ANTITERRORISMO, ALIBI DEL COLONIALISMO COMMERCIALE
La legge antiterrorismo appena approvata dal Congresso degli Stati Uniti viene fatta apparire come improntata ad una concezione quasi paranoica della sicurezza.
Il farsi passare per scemi o per pazzi è un espediente frequente nella propaganda americana, da sempre basata sull’understatement, cioè sulla minimizzazione e banalizzazione dei moventi. Al contrario la legge è paradigmatica, cioè fornisce un modello particolareggiato dei reali obiettivi della politica statunitense.
La legge ha due aspetti principali. Anzitutto consentirà di bloccare indefinitamente nei porti e negli aeroporti tutte le merci in entrata negli Stati Uniti per effettuare ogni genere di controllo. Ciò riguarderà anche i container, cioè proprio quegli scatoloni inventati negli anni ’70 dall’Amministrazione americana per rendere difficili ed antieconomici i controlli alle dogane.
I pochi che al Congresso si sono opposti alle legge, hanno fatto notare come questi controlli lunghi e costosi comportino un implicito protezionismo contro le merci straniere. L’obiezione non ha impedito l’approvazione della legge, perché il suo scopo era proprio quello di poter effettuare un protezionismo non dichiarato, che possa colpire discrezionalmente in base agli interessi commerciali del momento.
Questo tipo di misure protezionistiche smentiscono ogni pretesa “globalizzazione”. Se si considera che inoltre il governo degli Stati Uniti colpisce con sanzioni economiche quasi cento Paesi, si può constatare come lo slogan della “globalizzazione” serva a coprire e giustificare l’arbitrio del colonialismo commerciale USA.
Il secondo aspetto rilevante della legge riguarda la possibilità per i servizi segreti - soprattutto la NSA - di intercettare tutte le comunicazioni che passino per il territorio statunitense: telefonate, e-mail, ecc. È chiaro che nessuno può garantire che tutte queste intercettazioni vengano effettivamente usate per motivi di “sicurezza”, e infatti ciò comporterà uno spionaggio commerciale e industriale su scala planetaria, dato che la possibilità di intercettazione riguarda non solo le comunicazioni in partenza o in arrivo negli Stati Uniti, ma anche quelle che semplicemente “transitino”, cioè praticamente tutte.

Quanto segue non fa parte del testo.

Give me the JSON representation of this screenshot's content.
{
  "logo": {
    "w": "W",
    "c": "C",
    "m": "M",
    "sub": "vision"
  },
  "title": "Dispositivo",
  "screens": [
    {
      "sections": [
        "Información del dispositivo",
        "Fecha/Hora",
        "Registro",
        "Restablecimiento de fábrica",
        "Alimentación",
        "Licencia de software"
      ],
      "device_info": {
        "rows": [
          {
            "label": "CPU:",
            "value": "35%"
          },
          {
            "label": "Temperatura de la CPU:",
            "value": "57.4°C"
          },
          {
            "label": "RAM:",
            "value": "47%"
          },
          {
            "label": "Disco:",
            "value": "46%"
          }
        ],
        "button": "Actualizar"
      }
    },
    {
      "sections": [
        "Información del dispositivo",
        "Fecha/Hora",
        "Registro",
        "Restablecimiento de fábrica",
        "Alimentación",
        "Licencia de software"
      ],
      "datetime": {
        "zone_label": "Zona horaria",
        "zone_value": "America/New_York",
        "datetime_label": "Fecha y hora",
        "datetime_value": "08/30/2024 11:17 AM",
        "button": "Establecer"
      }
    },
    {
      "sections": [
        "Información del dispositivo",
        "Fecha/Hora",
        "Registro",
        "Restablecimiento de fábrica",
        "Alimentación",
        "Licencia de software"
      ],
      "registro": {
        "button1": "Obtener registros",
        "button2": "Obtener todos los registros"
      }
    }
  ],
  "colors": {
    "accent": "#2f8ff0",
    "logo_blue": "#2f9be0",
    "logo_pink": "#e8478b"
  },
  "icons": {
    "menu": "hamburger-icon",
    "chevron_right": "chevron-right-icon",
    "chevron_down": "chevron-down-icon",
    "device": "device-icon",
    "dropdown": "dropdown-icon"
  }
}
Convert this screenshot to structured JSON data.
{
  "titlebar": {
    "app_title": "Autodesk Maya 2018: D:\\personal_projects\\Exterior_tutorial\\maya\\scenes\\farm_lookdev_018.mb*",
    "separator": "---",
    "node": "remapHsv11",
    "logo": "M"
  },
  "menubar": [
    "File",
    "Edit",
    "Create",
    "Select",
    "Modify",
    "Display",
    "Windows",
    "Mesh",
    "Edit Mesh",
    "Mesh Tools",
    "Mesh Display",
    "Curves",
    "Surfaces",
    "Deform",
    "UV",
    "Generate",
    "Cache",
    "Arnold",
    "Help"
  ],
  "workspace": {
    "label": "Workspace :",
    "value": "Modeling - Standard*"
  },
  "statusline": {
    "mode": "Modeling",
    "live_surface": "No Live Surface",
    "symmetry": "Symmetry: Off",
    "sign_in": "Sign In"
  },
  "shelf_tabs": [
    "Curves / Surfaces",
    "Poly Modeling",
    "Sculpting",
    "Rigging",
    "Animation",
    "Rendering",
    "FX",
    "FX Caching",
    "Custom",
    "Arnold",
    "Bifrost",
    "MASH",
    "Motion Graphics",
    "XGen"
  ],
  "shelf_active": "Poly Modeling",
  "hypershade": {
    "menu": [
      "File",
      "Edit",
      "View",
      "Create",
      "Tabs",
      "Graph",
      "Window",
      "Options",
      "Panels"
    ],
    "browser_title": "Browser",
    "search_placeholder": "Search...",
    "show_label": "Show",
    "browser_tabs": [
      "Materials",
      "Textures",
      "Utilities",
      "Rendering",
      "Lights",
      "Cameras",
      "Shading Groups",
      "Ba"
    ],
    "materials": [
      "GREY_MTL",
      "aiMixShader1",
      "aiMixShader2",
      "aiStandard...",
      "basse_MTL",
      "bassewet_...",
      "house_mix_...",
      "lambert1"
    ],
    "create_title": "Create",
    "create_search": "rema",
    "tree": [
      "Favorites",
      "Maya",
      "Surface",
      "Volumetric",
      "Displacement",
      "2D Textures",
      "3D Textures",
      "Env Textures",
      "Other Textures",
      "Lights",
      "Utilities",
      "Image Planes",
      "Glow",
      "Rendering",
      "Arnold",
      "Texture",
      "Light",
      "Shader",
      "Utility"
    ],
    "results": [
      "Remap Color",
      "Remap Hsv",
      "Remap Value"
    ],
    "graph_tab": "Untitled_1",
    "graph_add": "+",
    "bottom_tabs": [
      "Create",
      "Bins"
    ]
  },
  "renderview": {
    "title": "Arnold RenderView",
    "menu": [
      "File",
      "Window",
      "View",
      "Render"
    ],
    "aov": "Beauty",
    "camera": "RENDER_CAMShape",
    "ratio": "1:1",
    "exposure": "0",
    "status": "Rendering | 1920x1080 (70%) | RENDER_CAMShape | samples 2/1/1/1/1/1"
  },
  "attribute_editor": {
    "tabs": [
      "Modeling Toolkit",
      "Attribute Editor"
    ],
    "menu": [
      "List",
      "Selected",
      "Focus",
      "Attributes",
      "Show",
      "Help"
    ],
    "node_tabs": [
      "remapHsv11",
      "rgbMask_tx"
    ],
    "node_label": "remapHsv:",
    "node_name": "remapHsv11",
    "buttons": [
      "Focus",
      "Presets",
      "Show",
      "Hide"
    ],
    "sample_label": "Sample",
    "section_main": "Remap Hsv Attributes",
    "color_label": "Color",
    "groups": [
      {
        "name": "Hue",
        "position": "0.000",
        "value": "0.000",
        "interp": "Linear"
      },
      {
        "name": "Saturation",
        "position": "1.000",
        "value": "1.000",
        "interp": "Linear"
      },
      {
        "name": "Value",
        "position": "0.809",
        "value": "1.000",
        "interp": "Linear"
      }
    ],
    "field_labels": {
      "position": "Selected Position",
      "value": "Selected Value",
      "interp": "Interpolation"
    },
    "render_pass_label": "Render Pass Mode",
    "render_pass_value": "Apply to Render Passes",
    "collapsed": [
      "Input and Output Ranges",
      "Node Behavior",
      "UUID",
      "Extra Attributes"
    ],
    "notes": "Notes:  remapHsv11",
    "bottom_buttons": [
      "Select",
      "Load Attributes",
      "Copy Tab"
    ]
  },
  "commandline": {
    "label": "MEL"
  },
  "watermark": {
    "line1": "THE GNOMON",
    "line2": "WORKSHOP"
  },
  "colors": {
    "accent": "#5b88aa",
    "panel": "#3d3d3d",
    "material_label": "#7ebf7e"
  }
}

Colonialismo commerciale giustificato con motivi di sicurezza, sinergia tra affarismo e servizi segreti: questi sono i fondamenti dell’attuale sistema di relazioni internazionali, quello che gli Stati Uniti hanno involontariamente esportato anche in Russia. Non è un caso infatti che la svolta affaristica della politica russa sia stata guidata dal KGB, che si è riconvertito in Gazprom, cioè l’azienda che estrae ed esporta il gas e il petrolio della Russia.
La questione del “crollo del comunismo sovietico” si rivela ancora una volta una banalizzazione mediatica. La realtà è che i giovani rampanti del KGB hanno approfittato della crisi del potere dell’esercito dopo la batosta in Afghanistan. Il costoso impero sovietico è stato liquidato, ed oggi Gazprom può farsi pagare a caro prezzo dai Paesi ex sovietici ed ex satelliti quelle materie prime che l’URSS, ancora quindici anni fa, cedeva loro praticamente gratis. Da ciò deriva il continuo stato di tensione di Mosca con gli Stati ex suoi sudditi, che si agganciano in modo avventuristico al colonialismo americano, e rivolgono all’ex padrone russo provocazioni militari, come quella dello strano missile caduto in Georgia il 7 agosto.
Il KGB ha inoltre ricalcato anche l’alibi statunitense dell’antiterrorismo, cavalcando l’emergenza del terrorismo ceceno, o presunto tale. Invece di accettare che la Russia diventasse una colonia americana, il KGB si è messo a fare del colonialismo commerciale in proprio a spese dei vicini, e ciò, ovviamente, irrita il governo statunitense, che non vuole imitatori e concorrenti, ma solo servi.